BRUSSELS (Reuters) – European lawmakers on Thursday approved the creation of an EU-wide COVID-19 certificate sought by southern member states to help revive summer tourism, but the move could be undermined by their differing vaccination and testing rules.
The fate of the project, which tourism-dependent countries Spain and Greece hope will help resuscitate their economies, hinges on further negotiations between EU lawmakers, member states and the European Union’s executive commission.
The plan aims to introduce a standard pass for people who have been vaccinated or tested negative for the virus to travel across the 27-nation bloc, but is complicated by member states’ differing goals and approaches to vaccination or testing.
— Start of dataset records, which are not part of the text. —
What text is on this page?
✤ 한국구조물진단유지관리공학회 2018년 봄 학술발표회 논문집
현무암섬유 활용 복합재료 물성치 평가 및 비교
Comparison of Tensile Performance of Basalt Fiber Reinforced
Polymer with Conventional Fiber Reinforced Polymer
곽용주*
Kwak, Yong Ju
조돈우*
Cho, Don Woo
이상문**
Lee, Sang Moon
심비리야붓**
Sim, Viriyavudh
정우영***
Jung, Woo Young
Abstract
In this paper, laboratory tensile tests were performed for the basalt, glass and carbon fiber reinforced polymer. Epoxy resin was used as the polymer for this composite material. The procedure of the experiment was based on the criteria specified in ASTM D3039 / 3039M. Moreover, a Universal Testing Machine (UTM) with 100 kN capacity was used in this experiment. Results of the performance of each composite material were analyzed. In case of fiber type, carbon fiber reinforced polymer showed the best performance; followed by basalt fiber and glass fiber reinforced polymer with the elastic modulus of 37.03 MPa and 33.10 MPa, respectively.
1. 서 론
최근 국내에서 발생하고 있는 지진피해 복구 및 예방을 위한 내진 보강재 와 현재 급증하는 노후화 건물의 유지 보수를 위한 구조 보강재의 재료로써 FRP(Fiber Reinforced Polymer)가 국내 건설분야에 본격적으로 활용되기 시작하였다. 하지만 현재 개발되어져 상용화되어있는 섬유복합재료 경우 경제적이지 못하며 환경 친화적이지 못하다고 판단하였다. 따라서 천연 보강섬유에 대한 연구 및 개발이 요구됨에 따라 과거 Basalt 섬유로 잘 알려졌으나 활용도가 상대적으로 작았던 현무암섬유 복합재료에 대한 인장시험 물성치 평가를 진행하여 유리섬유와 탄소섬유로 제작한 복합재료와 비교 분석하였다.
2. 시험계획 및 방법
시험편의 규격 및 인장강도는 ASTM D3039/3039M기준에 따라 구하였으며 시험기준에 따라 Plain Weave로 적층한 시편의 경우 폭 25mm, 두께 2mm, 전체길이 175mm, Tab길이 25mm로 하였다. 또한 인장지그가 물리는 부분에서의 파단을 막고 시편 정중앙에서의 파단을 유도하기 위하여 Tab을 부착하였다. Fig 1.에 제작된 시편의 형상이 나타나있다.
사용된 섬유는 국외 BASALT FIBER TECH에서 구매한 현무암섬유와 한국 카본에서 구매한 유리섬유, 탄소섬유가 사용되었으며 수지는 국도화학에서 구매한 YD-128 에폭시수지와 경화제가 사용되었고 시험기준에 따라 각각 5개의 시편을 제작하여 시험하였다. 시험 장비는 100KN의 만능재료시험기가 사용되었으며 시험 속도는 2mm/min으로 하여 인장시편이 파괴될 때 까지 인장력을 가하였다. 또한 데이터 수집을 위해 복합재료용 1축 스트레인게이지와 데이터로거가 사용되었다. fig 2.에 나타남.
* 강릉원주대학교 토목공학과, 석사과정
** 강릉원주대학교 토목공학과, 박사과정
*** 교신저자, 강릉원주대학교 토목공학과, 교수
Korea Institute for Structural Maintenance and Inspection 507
National differences over recognising negative antibody tests on top of PCR tests, technical difficulties in creating a single EU gateway, worries about discrimination against those who have not been vaccinated, and privacy issues mean finding common ground across the EU might be tricky, diplomats said.
As a result, the likely result is a system that would introduce COVID certificates as a minimum common denominator but leave much leeway to each country on what rights they would be willing to grant to holders of such passes, they added.
In voting overwhelmingly for an “EU COVID-19 certificate”, the European Parliament said member states should not impose additional travel restrictions on those carrying such passes, and that they should make free testing widely available.
But the European Commission has proposed that countries should be able to retain extra requirements, as many member states also want.
Reflecting the confusion, Commission spokesman Eric Mamer said on Thursday: “The certificate is not about allowing or forbidding travel. It has nothing to do with that.
“It’s a system of information on your health status in relation to COVID…Member states have the prerogatives, the responsibility when it comes to health safety measures (required for entry); the green digital certificate does not change this.”
As the complex EU decision-making process grinds on, many countries are putting their own systems in place, heightening the risk of a disjointed set of rules that would fail to ensure uniform free travel across the bloc.
Hungary said on Thursday it would pursue bilateral deals on recognising COVID-19 vaccine certificates that would allow citizens to travel among participating countries.
Others, including Estonia, Lithuania, Greece, Spain, Germany and France, are introducing their own solutions to record vaccinations and member states would still be allowed to keep their own systems in place even once an EU-wide one is there.
They would be obliged to honour vaccines authorised for the whole bloc by the European Medicines Agency – including Pfizer, Moderna and AstraZeneca – but each country would decide on its own how to treat people who received Russian or Chinese shots.